In [1]:
# Data Preprocessing (PHASE 2)

import os
import cv2
import numpy as np
import pandas as pd
from tqdm import tqdm
from sklearn.model_selection import train_test_split
import random

# Configuration
IMG_SIZE = 128
AUGMENT = True
original_path = r"C:\Users\imran\OneDrive\Robotics Projects\Image Forgery\Image Data\TRAINING_CG-1050\TRAINING\ORIGINAL"
tampered_path = r"C:\Users\imran\OneDrive\Robotics Projects\Image Forgery\Image Data\TRAINING_CG-1050\TRAINING\TAMPERED"

# Loading image paths & labels
def load_image_paths(original_dir, tampered_dir):
    data = []

    original_images = [os.path.join(original_dir, f) for f in os.listdir(original_dir) if f.endswith('.jpg')]
    tampered_images = [os.path.join(tampered_dir, f) for f in os.listdir(tampered_dir) if f.endswith('.jpg')]

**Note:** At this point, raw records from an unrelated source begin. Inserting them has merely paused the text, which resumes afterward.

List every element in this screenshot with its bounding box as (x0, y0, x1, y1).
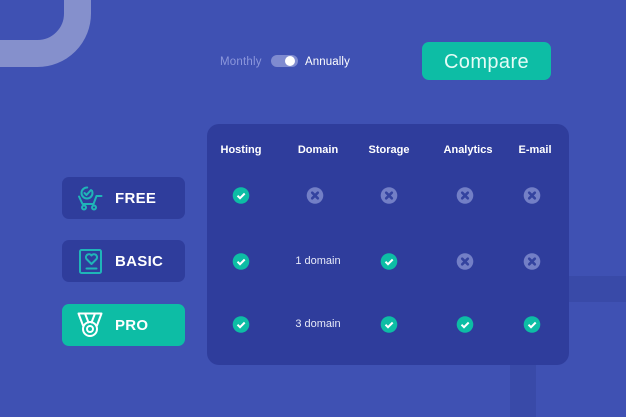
label: annually: Annually (305, 56, 350, 68)
icon: cart with check (78, 186, 102, 210)
pro plan row (232, 316, 540, 333)
label: monthly: Monthly (220, 56, 262, 68)
compare button (422, 42, 551, 80)
icon: framed heart (79, 249, 102, 274)
label: FREE (115, 190, 156, 207)
pro domain value: 3 domain (295, 318, 341, 330)
comparison table panel (207, 124, 569, 365)
column heading: e-mail: E-mail (518, 144, 552, 156)
decorative band bottom (510, 350, 536, 417)
label: PRO (115, 317, 148, 334)
column heading: storage: Storage (369, 144, 409, 156)
plan: pro (62, 304, 185, 346)
decorative band right (560, 276, 626, 302)
compare button: Compare (444, 51, 529, 73)
label: BASIC (115, 253, 163, 270)
plan: basic (62, 240, 185, 282)
plan: free (62, 177, 185, 219)
basic plan row (232, 253, 540, 270)
column heading: domain: Domain (298, 144, 338, 156)
free plan row (232, 187, 540, 204)
column heading: analytics: Analytics (444, 144, 492, 156)
toggle switch (271, 55, 298, 67)
decorative rounded stroke top-left (0, 0, 91, 67)
billing toggle (220, 55, 350, 68)
icon: medal (78, 312, 102, 337)
column heading: hosting: Hosting (221, 144, 261, 156)
basic domain value: 1 domain (295, 255, 341, 267)
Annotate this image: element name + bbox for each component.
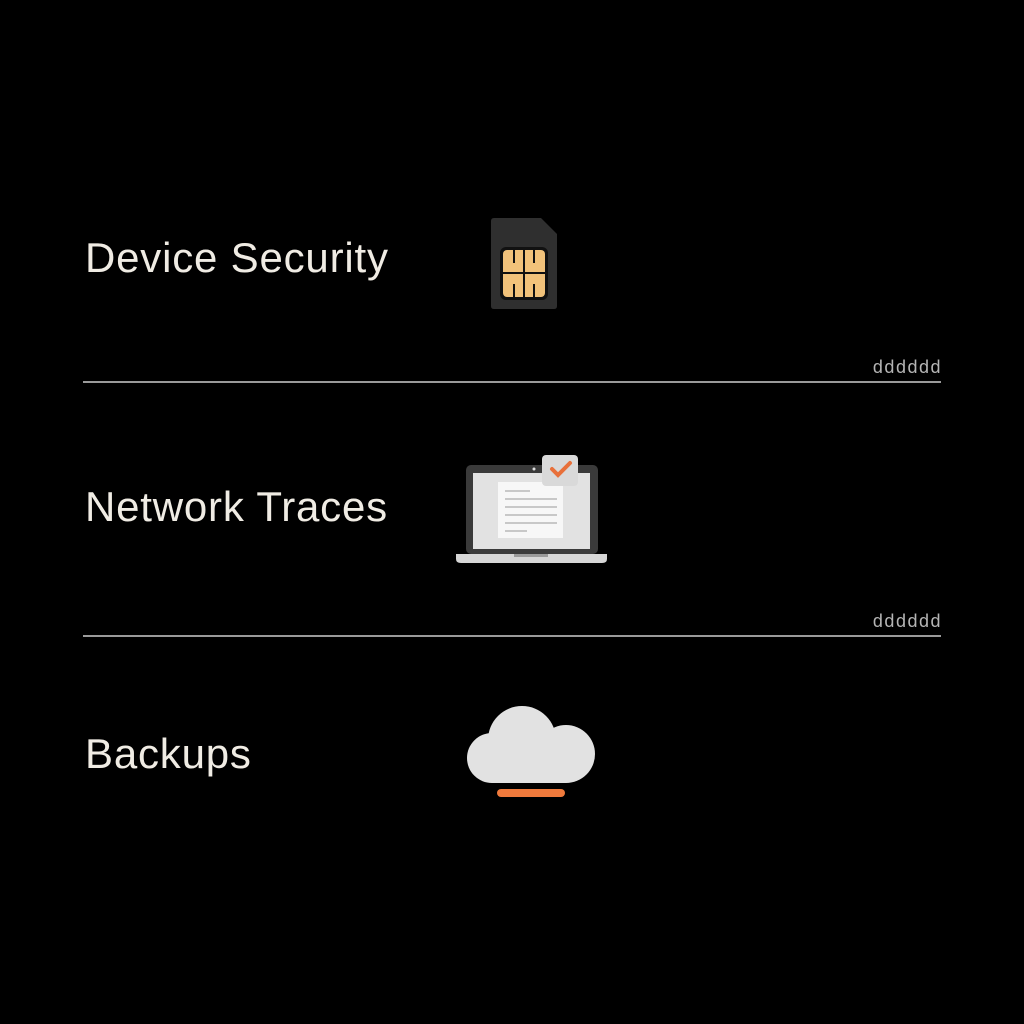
- icon: SIM card: [491, 218, 557, 309]
- heading: Device Security: Device Security: [85, 234, 389, 281]
- note: dddddd 1: dddddd: [873, 357, 942, 377]
- icon: cloud with orange bar: [467, 706, 595, 797]
- heading: Network Traces: Network Traces: [85, 483, 388, 530]
- heading: Backups: Backups: [85, 730, 252, 777]
- note: dddddd 2: dddddd: [873, 611, 942, 631]
- icon: laptop with document: [456, 455, 607, 563]
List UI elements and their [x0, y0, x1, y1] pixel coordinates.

    for path in original_images:
        data.append((path, 0))
    for path in tampered_images:
        data.append((path, 1))
    
    return pd.DataFrame(data, columns=["image_path", "label"])

# Augmentation function
# These are random transformations to tampered images to improve generalization & help learn more robust features
def augment_image(img):
    # Brightness adjustment
    if random.random() > 0.5:
        hsv = cv2.cvtColor(img, cv2.COLOR_RGB2HSV)
        hsv[:, :, 2] = np.clip(hsv[:, :, 2] * (0.5 + np.random.rand() * 1.5), 0, 255)
        img = cv2.cvtColor(hsv.astype(np.uint8), cv2.COLOR_HSV2RGB)

    # Horizontal Flip
    if random.random() > 0.5:
        img = cv2.flip(img, 1)

    # Small angle rotation
    if random.random() > 0.5:
        angle = np.random.uniform(-15, 15)
        M = cv2.getRotationMatrix2D((IMG_SIZE / 2, IMG_SIZE / 2), angle, 1)
        img = cv2.warpAffine(img, M, (IMG_SIZE, IMG_SIZE))

    return img

# Preprocessing function
def preprocess_images(df, img_size=128, augment=False):
    images = []
    labels = []

    for row in tqdm(df.itertuples(), total=len(df)):
        img = cv2.imread(row.image_path)
        img = cv2.cvtColor(img, cv2.COLOR_BGR2RGB)
        img = cv2.resize(img, (img_size, img_size))

        if augment and row.label == 1:
            img = augment_image(img)

        img = img / 255.0
        images.append(img)
        labels.append(row.label)

    return np.array(images), np.array(labels)

# Loading the Dataset
train_df = load_image_paths(original_path, tampered_path)
print("Image paths loaded:", train_df.shape)

X, y = preprocess_images(train_df, IMG_SIZE, augment=AUGMENT)
print("Images preprocessed. Shape:", X.shape)

# Splitting the data into Training & Validation Sets
X_train, X_val, y_train, y_val = train_test_split(X, y, test_size=0.2, stratify=y, random_state=42)
print(f"Training samples: {X_train.shape[0]}")
print(f"Validation samples: {X_val.shape[0]}")

# Saving the data in .npy format
np.save("X_train.npy", X_train)
np.save("y_train.npy", y_train)
np.save("X_val.npy", X_val)
np.save("y_val.npy", y_val)
print("All data is now saved to .npy files for future phases of the project.")


Image paths loaded: (1460, 2)


100%|██████████| 1460/1460 [00:05<00:00, 273.41it/s]


Images preprocessed. Shape: (1460, 128, 128, 3)
Training samples: 1168
Validation samples: 292
All data is now saved to .npy files for future phases of the project.